The creation of CoVal did involve other sacrifices. “I knew how to program and I had the prototype. I just had to move everything to Coronavirus” says Sony. She admits to spending at least six weeks of her free time so far getting CoVal up and running, whilst Agnel helped with the data processing. “I wasn’t paid for it. I was essentially doing it either at night or on the weekends. But it’s paid off.”
Like many who work at Harwell the pair appreciate the collaborative opportunities such an environment offers. “We have everything on site” says Sony. “Even aside from CoVal the project I’m doing is very collaborative, I work with the Electron Bio-Imaging Centre, The Collaborative Computational Project for electron cryo-microscopy and Diamond Light Source so you have all this expertise on site, plus as a data scientist you have access to all this data so that’s very handy.”
So what is the future of CoVal?
“Well Corona isn’t going away is it?” says Sony.
“We’ll need to track the new variants for a few years down the line and understand their impact” adds Agnel. “For example we are looking more closely at the Indian variant at the moment, that double mutation which is a variant of concern.”

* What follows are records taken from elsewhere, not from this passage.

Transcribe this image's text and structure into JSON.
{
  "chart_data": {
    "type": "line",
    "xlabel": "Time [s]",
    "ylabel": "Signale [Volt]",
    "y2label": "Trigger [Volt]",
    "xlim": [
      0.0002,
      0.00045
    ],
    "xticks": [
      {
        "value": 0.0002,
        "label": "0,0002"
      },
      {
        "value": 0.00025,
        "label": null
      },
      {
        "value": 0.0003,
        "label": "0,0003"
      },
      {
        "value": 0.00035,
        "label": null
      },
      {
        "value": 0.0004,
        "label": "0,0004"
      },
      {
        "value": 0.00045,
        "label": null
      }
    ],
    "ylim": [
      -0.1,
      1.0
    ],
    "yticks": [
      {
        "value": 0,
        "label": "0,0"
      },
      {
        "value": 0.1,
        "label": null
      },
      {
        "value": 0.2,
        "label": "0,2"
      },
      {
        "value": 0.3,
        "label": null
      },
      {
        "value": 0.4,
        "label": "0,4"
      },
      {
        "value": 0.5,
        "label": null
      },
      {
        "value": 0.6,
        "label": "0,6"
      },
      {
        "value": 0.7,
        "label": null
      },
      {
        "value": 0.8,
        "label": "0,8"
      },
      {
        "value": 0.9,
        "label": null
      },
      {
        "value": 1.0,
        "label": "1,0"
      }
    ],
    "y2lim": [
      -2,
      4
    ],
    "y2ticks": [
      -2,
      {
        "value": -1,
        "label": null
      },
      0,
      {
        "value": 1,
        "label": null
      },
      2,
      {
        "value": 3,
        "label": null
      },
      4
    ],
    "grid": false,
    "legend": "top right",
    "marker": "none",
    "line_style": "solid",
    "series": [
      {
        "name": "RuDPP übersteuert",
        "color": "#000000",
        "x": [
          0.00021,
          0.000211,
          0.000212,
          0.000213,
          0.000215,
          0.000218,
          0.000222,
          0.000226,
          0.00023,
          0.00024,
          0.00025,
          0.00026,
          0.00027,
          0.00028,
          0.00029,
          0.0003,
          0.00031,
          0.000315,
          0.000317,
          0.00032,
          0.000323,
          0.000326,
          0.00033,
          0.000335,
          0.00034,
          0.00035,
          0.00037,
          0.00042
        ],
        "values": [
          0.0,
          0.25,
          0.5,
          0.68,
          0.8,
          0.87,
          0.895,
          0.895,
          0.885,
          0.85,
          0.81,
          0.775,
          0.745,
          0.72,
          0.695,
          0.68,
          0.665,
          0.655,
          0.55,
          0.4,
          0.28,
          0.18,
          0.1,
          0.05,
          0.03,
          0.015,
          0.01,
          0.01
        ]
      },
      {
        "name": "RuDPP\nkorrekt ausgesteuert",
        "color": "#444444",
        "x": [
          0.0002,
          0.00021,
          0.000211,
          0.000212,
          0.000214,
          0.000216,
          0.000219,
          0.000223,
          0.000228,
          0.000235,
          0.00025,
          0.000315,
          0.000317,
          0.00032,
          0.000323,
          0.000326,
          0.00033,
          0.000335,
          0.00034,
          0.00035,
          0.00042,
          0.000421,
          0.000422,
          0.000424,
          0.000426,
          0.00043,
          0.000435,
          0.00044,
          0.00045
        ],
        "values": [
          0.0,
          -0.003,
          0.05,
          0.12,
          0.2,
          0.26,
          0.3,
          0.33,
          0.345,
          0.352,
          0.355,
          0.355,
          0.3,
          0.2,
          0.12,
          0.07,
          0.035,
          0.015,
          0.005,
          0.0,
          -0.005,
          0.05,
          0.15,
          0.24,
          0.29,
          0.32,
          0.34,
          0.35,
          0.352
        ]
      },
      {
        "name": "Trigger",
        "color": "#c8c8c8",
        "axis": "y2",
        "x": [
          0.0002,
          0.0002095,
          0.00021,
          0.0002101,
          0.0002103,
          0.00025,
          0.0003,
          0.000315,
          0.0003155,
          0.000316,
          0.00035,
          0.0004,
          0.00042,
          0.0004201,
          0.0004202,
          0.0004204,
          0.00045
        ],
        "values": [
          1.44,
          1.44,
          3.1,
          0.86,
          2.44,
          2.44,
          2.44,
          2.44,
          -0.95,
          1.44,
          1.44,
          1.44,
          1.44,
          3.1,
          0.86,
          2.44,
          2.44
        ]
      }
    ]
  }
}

“A few ideas have come up from bridging the two data sets” he continues. “We are thinking of standardizing this for other infectious diseases, looking at the impact of mutations in, for example, cancer or other viruses. We’ve been seeing a big technological boost in machine learning and artificial intelligence, so hopefully we can make use of these as well to extend this model to other diseases.”
As our conversation draws to a close, I find myself wondering how their four-year-old daughter has coped with such a science-heavy lockdown?
“Well, talking of coronavirus all the time, and hearing it on the news she’s now got herself a coronavirus cookie cutter” laughs Sony, “and yesterday we made some cookies.”
“She also keeps making up songs. The other day we had: ‘If you don’t wash your hands you’re going to get coronas in your house!’”
Surely a future coronavirus scientist in the making.